The other thing to notice in the table in the screenshot is the Data column, which contains nested table values. If you were to click on one of these nested tables you would navigate to the data in the worksheet named on that row and that is in fact what the second step in the query does.
If you want to understand how the code in the second step of this query gets the contents of the cell containing the nested table, I have a blog post here that goes into a lot more detail.

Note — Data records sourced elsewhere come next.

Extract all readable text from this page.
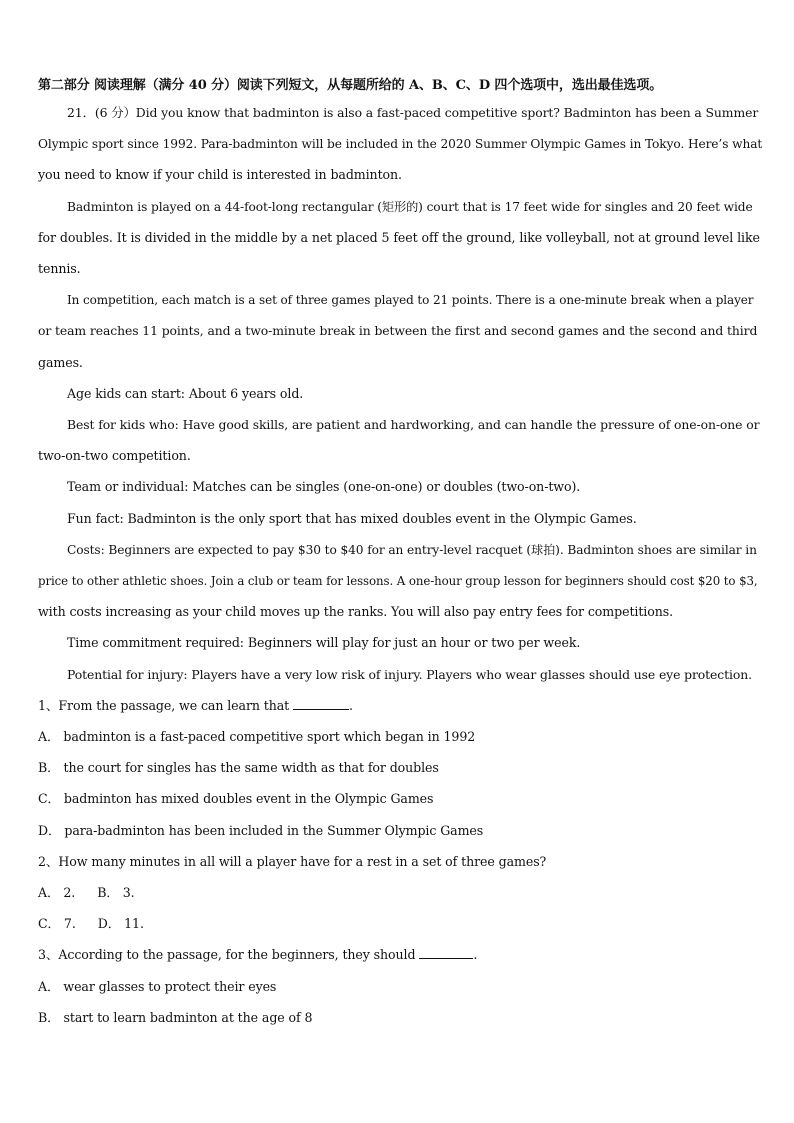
第二部分 阅读理解（满分 40 分）阅读下列短文，从每题所给的 A、B、C、D 四个选项中，选出最佳选项。
21．(6 分）Did you know that badminton is also a fast-paced competitive sport? Badminton has been a Summer
Olympic sport since 1992. Para-badminton will be included in the 2020 Summer Olympic Games in Tokyo. Here’s what
you need to know if your child is interested in badminton.
Badminton is played on a 44-foot-long rectangular (矩形的) court that is 17 feet wide for singles and 20 feet wide
for doubles. It is divided in the middle by a net placed 5 feet off the ground, like volleyball, not at ground level like
tennis.
In competition, each match is a set of three games played to 21 points. There is a one-minute break when a player
or team reaches 11 points, and a two-minute break in between the first and second games and the second and third
games.
Age kids can start: About 6 years old.
Best for kids who: Have good skills, are patient and hardworking, and can handle the pressure of one-on-one or
two-on-two competition.
Team or individual: Matches can be singles (one-on-one) or doubles (two-on-two).
Fun fact: Badminton is the only sport that has mixed doubles event in the Olympic Games.
Costs: Beginners are expected to pay $30 to $40 for an entry-level racquet (球拍). Badminton shoes are similar in
price to other athletic shoes. Join a club or team for lessons. A one-hour group lesson for beginners should cost $20 to $3,
with costs increasing as your child moves up the ranks. You will also pay entry fees for competitions.
Time commitment required: Beginners will play for just an hour or two per week.
Potential for injury: Players have a very low risk of injury. Players who wear glasses should use eye protection.
1、From the passage, we can learn that	.
A． badminton is a fast-paced competitive sport which began in 1992
B． the court for singles has the same width as that for doubles
C． badminton has mixed doubles event in the Olympic Games
D． para-badminton has been included in the Summer Olympic Games
2、How many minutes in all will a player have for a rest in a set of three games?
A． 2. B． 3.
C． 7. D． 11.
3、According to the passage, for the beginners, they should	.
A． wear glasses to protect their eyes
B． start to learn badminton at the age of 8
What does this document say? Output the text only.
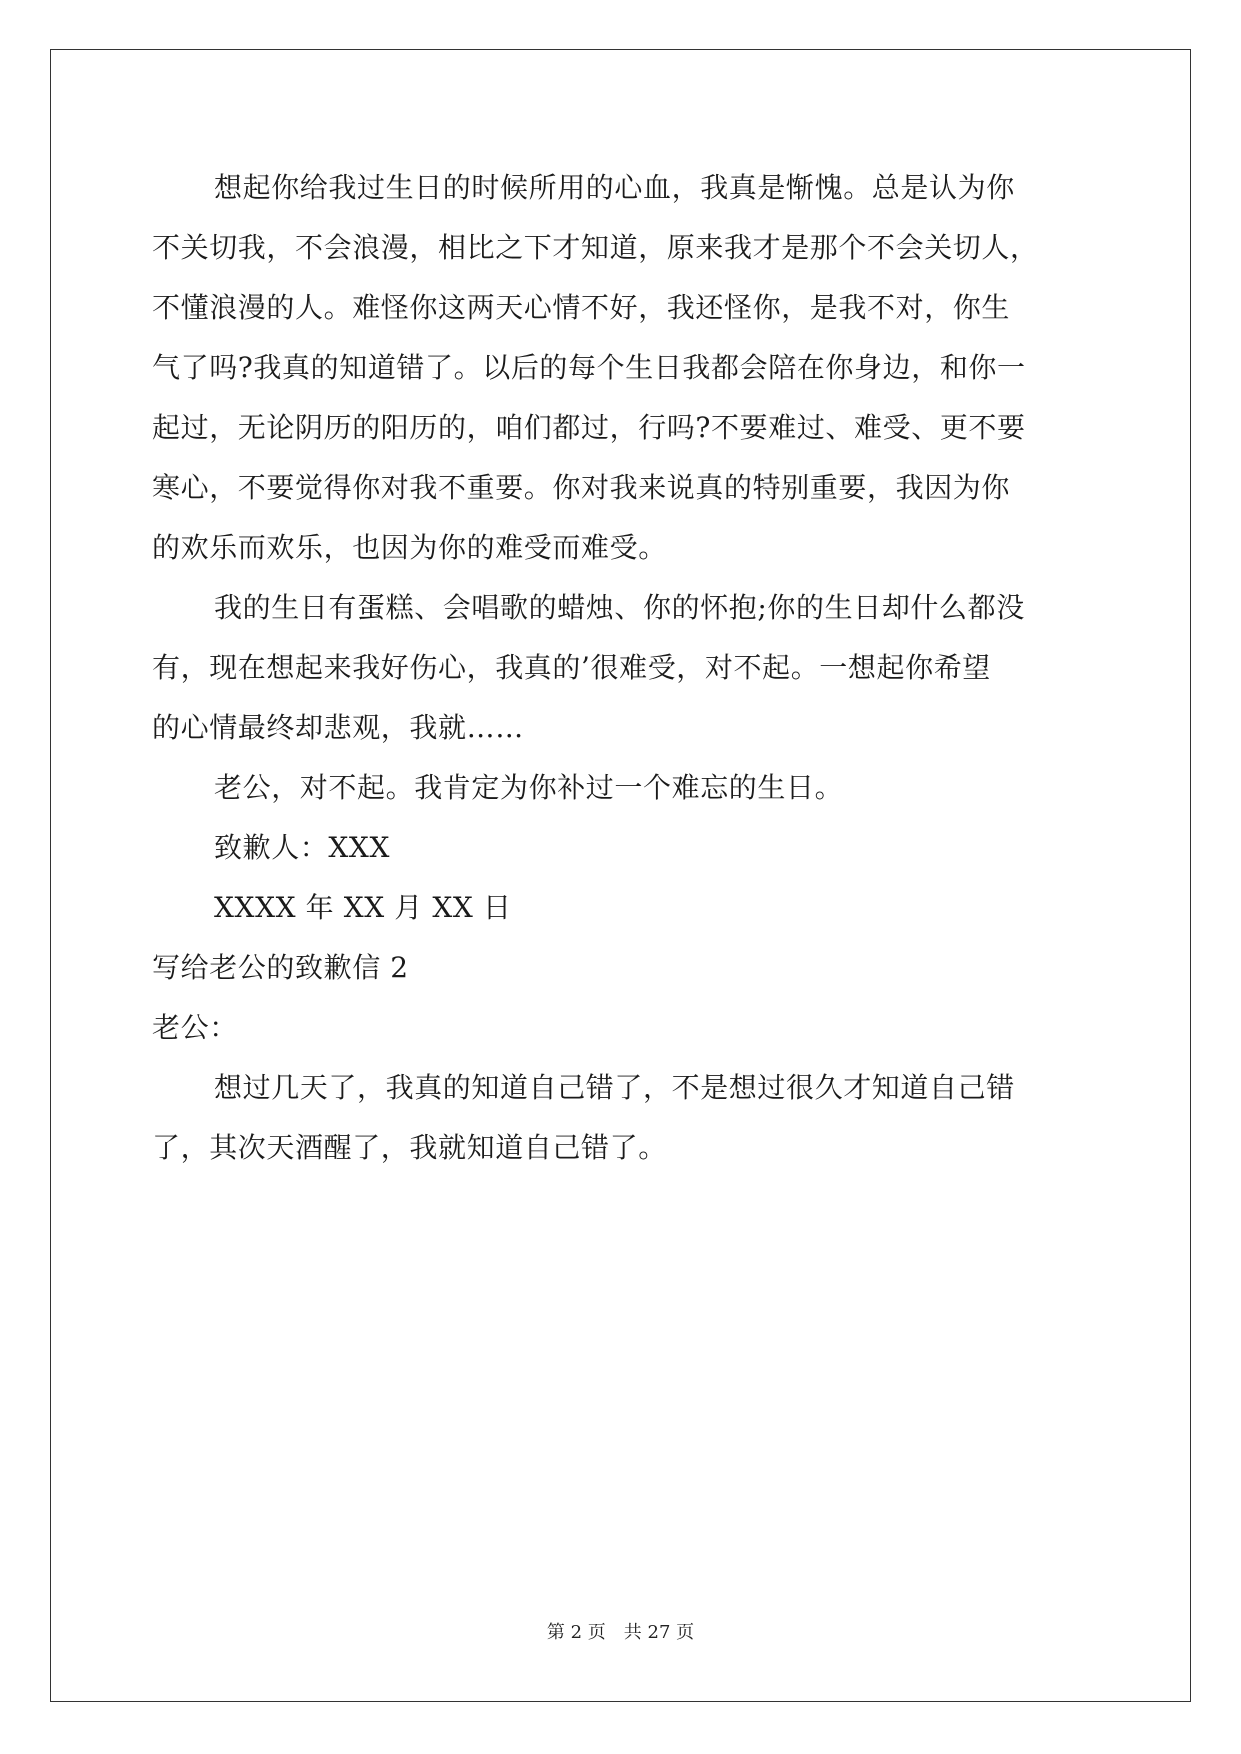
想起你给我过生日的时候所用的心血，我真是惭愧。总是认为你
不关切我，不会浪漫，相比之下才知道，原来我才是那个不会关切人，
不懂浪漫的人。难怪你这两天心情不好，我还怪你，是我不对，你生
气了吗?我真的知道错了。以后的每个生日我都会陪在你身边，和你一
起过，无论阴历的阳历的，咱们都过，行吗?不要难过、难受、更不要
寒心，不要觉得你对我不重要。你对我来说真的特别重要，我因为你
的欢乐而欢乐，也因为你的难受而难受。
我的生日有蛋糕、会唱歌的蜡烛、你的怀抱;你的生日却什么都没
有，现在想起来我好伤心，我真的’很难受，对不起。一想起你希望
的心情最终却悲观，我就……
老公，对不起。我肯定为你补过一个难忘的生日。
致歉人：XXX
XXXX 年 XX 月 XX 日
写给老公的致歉信 2
老公：
想过几天了，我真的知道自己错了，不是想过很久才知道自己错
了，其次天酒醒了，我就知道自己错了。
第 2 页 共 27 页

Basically the second step (called Sheet1_Sheet in the code, but shown as Navigation in the Applied Steps pane) returns the nested table in the Data column from the row in the table where the Item column contains the value “Sheet1” and the Kind column contains the value “Sheet”. It’s the contents of the Item and Kind columns that are used to identify the row in the table that contains the data you want to see – in database terminology these columns are the key columns on the table.
What happens if you change the name of the worksheet that contains the data you want, from “Sheet1” to “Hello”?
The result is that the first step of the query now returns a table that looks like this:
Since there isn’t a row where the Item column contains “Sheet1” any more, the second step can no longer find the row it’s looking for – the key value it’s looking for no longer exists in the table – which is why you see the error message you do:
There are two ways to fix the error:
Go to the Excel workbook and change the name of the sheet called “Hello” back to “Sheet1” or
In either the Advanced Editor or the Formula Bar edit the M code and replace the reference to “Sheet1” with “Hello” in the second step of the query:
In summary, when you’re working with data sources in Power Query you need to be aware that if something in your data source is renamed or deleted then your query will break. You can of course write some clever M code to deal with situations like this but my recommendation is to try to fix the problem in the data source and not in your query.